J’ai ensuite eu l’opportunité d’aller en caisse nationale, à l’Urssaf, comme directrice de la gestion du Réseau et des moyens, puis sur mon poste actuel de directrice déléguée, que j’occupe depuis presque trois ans. J’avais envie de faire l’expérience d’un poste en caisse nationale, car on a un positionnement différent, notre travail est beaucoup composé de relations avec les ministères de tutelle, les corps de contrôle…
« J’ai annoncé en même temps au DG et au DG adjoint mon envie de postuler et… ma grossesse ! »
En tant que femme, avez-vous le sentiment d’avoir eu à dépasser des freins, à briser un « plafond de verre » ?
J’ai une anecdote à ce propos qui illustre bien mon vécu au sein de la Sécurité sociale. Quand j’ai postulé pour être DRH à l’Urssaf IDF, j’ai annoncé en même temps au DG et au DG adjoint mon envie de postuler et… ma grossesse ! Mais ils m’ont fait confiance, et j’ai obtenu le poste, puis je suis partie en congé maternité.
À mon avis, peu d’institutions permettent cela. Je ne dis pas que ma situation fait figure de généralité, mais en tous cas il y a des dirigeants qui savent agir réellement pour l’égalité professionnelle. Je ne dis pas non plus que cela a toujours été facile. Je suis mère de deux enfants : maintenant, ils sont grands, mais les naissances entre deux postes, c’est un défi.
Dans notre société, pour les parents, pour les femmes, et aussi pour les hommes désormais, il est difficile de concilier vie personnelle et professionnelle. En ce qui nous concerne, notre Institution prend en compte ces questions, et je veux le dire aux femmes qui hésitent : osez, ce n’est pas facile de concilier tous les domaines de sa vie, mais on y arrive, et on n’est pas obligé de tout concéder. A mon sens, c’est un faisceau de facteurs qui aident à construire une carrière : le fait d’être soutenue par ses proches, sa structure familiale, et d’avoir un employeur qui sait prendre en compte les contraintes parentales.
« Sous l’impulsion de Yann-Gaël Amghar, notre directeur, l’Urssaf a fait de l’égalité femmes-hommes une priorité nationale. »
D’ailleurs, l’Urssaf Caisse nationale a développé un programme « Bouge ton groupe » pour promouvoir l’égalité professionnelle ?

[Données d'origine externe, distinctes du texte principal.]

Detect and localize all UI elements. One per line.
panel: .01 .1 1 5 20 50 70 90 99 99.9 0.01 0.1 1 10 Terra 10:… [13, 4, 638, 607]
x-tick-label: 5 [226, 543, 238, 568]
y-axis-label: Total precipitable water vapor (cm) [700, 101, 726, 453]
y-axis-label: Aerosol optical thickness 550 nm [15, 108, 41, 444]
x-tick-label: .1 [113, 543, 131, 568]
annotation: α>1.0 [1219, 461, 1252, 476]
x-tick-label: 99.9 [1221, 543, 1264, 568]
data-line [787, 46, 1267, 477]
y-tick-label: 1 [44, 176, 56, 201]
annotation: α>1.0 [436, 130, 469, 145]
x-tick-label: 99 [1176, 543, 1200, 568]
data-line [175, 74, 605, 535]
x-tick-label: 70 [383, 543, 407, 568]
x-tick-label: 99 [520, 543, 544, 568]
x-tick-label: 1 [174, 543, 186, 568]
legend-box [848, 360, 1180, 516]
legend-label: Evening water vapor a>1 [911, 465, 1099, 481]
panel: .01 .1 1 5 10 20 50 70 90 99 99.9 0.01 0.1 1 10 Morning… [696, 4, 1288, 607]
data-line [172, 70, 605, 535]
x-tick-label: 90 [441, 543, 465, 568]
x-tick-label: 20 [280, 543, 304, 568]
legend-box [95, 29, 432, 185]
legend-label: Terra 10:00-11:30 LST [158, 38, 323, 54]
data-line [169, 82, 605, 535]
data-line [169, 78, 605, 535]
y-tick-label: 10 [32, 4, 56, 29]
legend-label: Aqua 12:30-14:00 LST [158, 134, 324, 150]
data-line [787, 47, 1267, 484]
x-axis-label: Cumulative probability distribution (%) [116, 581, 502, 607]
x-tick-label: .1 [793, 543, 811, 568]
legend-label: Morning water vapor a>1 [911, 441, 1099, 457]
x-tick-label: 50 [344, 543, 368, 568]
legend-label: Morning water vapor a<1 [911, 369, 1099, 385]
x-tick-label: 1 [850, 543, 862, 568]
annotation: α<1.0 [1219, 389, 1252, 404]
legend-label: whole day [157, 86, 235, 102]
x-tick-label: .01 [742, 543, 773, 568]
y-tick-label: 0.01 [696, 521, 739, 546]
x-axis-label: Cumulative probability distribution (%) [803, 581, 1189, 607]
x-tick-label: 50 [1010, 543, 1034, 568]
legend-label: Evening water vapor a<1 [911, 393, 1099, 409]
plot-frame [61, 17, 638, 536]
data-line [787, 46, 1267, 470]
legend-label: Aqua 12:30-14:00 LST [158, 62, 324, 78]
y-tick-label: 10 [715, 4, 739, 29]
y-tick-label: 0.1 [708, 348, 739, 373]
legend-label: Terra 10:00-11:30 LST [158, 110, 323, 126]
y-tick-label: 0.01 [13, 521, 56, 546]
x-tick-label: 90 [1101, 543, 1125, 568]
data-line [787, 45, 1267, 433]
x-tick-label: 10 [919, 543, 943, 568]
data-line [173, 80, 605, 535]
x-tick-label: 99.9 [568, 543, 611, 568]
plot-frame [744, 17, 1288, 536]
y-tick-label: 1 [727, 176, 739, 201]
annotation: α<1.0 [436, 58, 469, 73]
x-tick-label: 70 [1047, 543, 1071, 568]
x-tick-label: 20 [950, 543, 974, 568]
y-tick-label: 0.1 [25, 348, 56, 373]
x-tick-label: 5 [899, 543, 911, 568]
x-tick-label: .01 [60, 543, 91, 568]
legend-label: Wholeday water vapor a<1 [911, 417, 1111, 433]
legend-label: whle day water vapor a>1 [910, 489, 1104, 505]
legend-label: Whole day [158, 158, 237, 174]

Oui, nous en sommes très fiers. Il s’agit d’une initiative que nous portons avec Romain Thévenon, le Directeur des Ressources humaines. Sous l’impulsion de Yann-Gaël Amghar, notre directeur, l’Urssaf a fait de l’égalité femmes-hommes une priorité nationale. Au-delà des enjeux connus de l’ensemble des dimensions de cette égalité – accès aux responsabilités, rémunérations, lutte contre les stéréotypes genrés, etc. - nous avons en plus un contexte particulier au sein de la caisse nationale, lié au fait que 2/3 des effectifs travaillent à la Direction des systèmes d’information, et que nous avons peu de femmes informaticiennes.
Nous avons ainsi un enjeu de mixité des métiers, et aussi une conviction portée par notre DG que nous devons agir pour l’accession des femmes aux postes à responsabilités. C’est ainsi que nous avons conclu un partenariat avec le réseau d’affaires féminin « Bouge ta boîte ». Le programme a deux volets : l’un pour nos cotisantes, afin de favoriser l’entreprenariat, et l’autre « bouge ton groupe » en interne, pour nos collaboratrices.
En interne, depuis le début de l’opération en septembre 2022 : nous avons eu des temps de sensibilisation pour le top management, pour faire se questionner et informer les décideurs de notre structure. Ensuite, une enquête a été lancée auprès de l’ensemble des femmes de l’organisme, puis nous avons lancé un appel au volontariat pour participer à une session de formation de quatre mois.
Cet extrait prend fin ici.